Luongo was still the worst Canuck tonight, but it was nice to see him get a spot of redemption in his hometown.
– How good was it to see Mason Raymond play that well tonight? His skating looks good, and the goal he scored was a stone-cold beauty (it came off of what was probably his best wrist shot in nearly sixteen months). Nonetheless, there is one part of his game that was off: his flip passes. On multiple occasions Mason Raymond tried to dump the puck into the Habs end with a basic "lob pass" only to see the puck end up in the stands.

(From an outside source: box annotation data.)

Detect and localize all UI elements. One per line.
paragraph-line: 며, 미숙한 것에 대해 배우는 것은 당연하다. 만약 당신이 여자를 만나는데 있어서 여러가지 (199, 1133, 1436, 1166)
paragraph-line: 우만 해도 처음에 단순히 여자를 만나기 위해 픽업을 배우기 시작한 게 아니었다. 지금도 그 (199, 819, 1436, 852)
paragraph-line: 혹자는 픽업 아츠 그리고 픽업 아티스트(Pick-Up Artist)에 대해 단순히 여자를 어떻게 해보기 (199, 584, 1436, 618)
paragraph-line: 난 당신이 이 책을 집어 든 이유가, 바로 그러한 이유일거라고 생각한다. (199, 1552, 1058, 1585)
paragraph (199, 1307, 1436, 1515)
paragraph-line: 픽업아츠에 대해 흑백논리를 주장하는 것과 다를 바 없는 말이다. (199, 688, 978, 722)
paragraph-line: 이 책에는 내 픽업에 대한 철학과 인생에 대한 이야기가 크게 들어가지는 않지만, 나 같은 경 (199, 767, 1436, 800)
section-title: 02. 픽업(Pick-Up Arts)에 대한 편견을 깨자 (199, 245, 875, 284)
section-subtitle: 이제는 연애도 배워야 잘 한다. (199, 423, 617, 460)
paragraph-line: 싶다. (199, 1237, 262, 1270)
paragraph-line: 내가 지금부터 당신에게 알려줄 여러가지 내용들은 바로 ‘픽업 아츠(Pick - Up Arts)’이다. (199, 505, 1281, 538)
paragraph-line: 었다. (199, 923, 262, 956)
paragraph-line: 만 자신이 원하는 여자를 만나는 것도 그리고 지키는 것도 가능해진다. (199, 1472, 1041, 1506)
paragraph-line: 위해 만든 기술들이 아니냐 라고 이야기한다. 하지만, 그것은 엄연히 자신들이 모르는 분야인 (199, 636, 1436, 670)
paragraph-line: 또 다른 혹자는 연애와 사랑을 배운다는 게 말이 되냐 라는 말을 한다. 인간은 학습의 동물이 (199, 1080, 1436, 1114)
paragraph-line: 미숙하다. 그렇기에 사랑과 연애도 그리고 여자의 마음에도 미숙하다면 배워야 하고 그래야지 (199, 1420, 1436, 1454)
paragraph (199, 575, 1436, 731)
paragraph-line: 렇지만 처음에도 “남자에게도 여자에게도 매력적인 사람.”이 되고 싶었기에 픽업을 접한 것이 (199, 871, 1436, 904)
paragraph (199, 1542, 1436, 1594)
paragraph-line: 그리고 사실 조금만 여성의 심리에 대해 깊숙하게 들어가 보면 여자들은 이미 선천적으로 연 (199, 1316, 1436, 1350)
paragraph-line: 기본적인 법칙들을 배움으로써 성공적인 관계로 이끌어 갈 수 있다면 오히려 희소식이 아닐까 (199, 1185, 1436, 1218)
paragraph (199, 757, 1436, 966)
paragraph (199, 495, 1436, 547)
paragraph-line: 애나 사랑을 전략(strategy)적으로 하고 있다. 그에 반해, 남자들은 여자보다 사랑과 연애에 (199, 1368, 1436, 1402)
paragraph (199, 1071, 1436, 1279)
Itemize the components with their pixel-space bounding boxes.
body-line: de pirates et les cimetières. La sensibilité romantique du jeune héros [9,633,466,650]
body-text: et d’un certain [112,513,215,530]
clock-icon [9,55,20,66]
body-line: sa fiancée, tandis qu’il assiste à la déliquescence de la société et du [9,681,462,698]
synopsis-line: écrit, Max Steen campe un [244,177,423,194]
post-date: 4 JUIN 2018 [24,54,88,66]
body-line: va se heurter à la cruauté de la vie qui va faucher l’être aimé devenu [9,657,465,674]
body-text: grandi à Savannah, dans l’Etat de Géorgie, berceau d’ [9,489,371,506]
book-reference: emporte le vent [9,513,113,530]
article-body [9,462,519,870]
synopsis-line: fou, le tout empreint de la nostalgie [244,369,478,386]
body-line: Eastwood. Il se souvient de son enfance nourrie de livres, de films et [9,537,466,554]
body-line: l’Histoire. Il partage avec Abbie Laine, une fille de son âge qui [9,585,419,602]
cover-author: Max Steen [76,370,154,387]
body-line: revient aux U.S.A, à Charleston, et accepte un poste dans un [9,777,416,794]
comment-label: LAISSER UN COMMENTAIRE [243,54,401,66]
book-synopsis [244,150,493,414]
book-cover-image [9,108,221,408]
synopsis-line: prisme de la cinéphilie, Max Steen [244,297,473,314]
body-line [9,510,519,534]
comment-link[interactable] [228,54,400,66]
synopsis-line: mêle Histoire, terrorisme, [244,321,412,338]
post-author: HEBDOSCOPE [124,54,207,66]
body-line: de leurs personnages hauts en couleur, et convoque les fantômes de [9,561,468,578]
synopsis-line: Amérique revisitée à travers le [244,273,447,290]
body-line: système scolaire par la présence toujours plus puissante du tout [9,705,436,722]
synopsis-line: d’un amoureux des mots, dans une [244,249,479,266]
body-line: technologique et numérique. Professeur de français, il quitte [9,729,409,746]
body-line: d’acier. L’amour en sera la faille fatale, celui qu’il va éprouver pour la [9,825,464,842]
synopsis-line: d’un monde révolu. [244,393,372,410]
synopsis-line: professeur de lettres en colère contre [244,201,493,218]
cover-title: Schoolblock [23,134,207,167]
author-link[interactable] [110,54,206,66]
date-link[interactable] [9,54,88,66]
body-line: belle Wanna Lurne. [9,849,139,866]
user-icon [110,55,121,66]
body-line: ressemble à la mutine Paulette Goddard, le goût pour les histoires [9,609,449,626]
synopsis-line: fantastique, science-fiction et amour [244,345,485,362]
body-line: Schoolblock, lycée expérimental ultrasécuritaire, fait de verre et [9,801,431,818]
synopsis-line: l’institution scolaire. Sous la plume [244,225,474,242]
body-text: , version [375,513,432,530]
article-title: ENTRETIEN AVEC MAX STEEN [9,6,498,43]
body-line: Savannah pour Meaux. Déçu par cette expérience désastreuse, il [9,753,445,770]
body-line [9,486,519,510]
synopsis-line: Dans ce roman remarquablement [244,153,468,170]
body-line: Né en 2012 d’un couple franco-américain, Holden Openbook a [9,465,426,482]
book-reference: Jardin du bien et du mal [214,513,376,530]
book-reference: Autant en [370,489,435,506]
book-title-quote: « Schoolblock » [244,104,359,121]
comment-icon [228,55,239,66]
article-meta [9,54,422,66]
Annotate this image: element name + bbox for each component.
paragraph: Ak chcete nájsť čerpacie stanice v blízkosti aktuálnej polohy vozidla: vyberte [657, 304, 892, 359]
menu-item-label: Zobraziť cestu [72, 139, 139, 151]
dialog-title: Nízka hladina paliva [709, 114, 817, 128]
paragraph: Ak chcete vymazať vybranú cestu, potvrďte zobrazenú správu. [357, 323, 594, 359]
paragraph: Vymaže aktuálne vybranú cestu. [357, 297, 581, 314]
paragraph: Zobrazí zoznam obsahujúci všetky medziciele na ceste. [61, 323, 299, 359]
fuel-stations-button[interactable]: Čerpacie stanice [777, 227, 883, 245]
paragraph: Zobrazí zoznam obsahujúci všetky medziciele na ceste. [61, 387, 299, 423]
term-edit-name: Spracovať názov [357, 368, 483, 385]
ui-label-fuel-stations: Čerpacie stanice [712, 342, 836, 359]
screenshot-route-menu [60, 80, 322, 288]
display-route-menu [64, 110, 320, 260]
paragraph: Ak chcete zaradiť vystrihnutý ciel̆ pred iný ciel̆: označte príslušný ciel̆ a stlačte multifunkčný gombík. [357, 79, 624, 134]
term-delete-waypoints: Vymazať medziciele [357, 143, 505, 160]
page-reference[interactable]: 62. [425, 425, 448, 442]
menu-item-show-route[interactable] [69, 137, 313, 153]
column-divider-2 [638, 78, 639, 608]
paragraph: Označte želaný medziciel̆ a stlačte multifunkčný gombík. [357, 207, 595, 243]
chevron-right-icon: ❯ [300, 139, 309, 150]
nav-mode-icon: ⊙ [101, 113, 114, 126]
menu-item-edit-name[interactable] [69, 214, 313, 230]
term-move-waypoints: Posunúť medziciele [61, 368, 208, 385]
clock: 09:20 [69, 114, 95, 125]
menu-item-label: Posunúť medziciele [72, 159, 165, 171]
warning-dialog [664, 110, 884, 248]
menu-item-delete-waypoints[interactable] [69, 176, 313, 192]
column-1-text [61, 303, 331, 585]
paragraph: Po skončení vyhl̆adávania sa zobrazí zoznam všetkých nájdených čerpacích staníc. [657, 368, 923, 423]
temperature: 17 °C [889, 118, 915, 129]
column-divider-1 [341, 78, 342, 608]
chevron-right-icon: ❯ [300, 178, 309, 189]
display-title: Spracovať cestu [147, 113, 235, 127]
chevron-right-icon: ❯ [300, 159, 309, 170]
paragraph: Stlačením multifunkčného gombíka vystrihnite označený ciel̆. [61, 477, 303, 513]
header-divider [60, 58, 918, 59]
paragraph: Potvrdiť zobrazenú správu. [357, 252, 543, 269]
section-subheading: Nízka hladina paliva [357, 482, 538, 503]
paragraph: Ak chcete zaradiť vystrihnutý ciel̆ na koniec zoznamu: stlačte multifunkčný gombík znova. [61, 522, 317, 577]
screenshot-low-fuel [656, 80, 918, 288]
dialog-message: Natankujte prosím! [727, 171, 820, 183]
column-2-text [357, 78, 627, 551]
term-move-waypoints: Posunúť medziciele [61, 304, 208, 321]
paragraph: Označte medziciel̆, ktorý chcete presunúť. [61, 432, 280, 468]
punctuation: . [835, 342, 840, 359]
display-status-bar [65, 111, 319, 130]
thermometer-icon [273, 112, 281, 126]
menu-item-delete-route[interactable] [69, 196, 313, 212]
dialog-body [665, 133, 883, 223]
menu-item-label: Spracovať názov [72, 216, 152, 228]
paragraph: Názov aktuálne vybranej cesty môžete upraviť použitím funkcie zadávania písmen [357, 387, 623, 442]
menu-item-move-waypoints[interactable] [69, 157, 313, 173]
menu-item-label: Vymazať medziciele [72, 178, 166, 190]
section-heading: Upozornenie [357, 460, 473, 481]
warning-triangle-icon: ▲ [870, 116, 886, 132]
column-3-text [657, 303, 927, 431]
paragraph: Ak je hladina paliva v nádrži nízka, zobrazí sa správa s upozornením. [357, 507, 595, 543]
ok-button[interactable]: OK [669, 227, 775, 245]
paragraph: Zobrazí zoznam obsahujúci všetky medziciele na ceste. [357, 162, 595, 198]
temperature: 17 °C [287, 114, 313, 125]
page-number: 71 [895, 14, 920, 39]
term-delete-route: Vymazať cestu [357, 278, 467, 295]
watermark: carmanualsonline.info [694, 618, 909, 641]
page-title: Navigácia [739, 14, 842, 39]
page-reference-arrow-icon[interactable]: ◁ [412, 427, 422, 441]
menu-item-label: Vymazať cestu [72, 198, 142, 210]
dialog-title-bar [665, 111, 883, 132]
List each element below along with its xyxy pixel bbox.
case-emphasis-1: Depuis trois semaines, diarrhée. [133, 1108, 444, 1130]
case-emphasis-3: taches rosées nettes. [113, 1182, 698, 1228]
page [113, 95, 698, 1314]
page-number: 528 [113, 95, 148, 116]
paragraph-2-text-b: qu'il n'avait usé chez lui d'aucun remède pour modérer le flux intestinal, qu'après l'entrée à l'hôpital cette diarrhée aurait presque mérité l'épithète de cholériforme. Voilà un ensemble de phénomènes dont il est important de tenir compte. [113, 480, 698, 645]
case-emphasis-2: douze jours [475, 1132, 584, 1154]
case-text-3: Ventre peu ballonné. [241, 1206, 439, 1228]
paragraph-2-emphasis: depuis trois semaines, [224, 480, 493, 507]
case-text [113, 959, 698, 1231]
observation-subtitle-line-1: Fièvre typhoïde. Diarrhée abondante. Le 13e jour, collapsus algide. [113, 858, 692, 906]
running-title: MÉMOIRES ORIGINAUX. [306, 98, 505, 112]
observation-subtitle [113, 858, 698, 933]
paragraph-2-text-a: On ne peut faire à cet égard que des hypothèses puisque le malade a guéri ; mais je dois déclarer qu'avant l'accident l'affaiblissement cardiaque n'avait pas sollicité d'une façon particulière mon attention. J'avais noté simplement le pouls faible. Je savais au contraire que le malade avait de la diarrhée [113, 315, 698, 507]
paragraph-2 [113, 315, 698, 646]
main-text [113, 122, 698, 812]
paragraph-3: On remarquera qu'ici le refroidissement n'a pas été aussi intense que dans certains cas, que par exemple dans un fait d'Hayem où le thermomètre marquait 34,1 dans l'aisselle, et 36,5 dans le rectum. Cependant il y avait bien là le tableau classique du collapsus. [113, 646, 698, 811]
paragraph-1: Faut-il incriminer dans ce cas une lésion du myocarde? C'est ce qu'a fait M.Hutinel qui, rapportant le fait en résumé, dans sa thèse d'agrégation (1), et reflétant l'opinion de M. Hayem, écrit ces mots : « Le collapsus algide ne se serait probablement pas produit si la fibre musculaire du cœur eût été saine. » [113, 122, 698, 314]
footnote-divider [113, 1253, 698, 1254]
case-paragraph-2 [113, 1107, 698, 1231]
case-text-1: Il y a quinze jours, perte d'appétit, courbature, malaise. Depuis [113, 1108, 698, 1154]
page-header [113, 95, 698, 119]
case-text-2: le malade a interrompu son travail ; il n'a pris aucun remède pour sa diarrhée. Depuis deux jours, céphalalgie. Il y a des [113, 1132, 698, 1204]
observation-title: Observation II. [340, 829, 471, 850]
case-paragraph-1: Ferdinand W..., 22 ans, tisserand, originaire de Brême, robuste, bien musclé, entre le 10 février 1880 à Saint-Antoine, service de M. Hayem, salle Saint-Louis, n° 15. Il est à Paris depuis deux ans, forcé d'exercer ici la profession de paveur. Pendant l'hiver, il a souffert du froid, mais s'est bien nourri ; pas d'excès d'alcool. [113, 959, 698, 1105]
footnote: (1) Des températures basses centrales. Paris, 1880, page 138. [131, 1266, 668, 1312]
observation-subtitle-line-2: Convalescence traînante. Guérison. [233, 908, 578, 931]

Now that he’s healthy, I think it’s time to get the guy a few sessions with Wes Unseld, just to help him improve on those moon-shot outlet passes. Also, while we’re here, let’s watch Raymond’s goal again:
– Finally I thought Keith Ballard had a pretty good game tonight, and was shocked to see that he only played 14 minutes. Keith Ballard is the opposite of what you want your defenseman to be. Rather than being "invisible" and making simple plays, he’s ALWAYS noticeable. It shows in the chance data, Keith Ballard is the "highest-event" player imaginable! He was on the ice for 9 total chances (both ways) in 13 and a half minutes at even-strength! For comparisons sake, Kevin Bieksa was on the ice for 7 total chances in nearly 24 minutes of even-strength ice-time. Ballard must give Vigneault nightmares!
Statistical Three Stars!
- Jannik Hansen (two even-strength chance helpers, positive adjusted chance differential).
- Mason Raymond (8-3 overall chance differential, 3 SOG, excellent on the penalty kill, +12.5 corsi).
- Kevin Bieksa (no chances against in three and a half minutes on the PK, solid low-event game).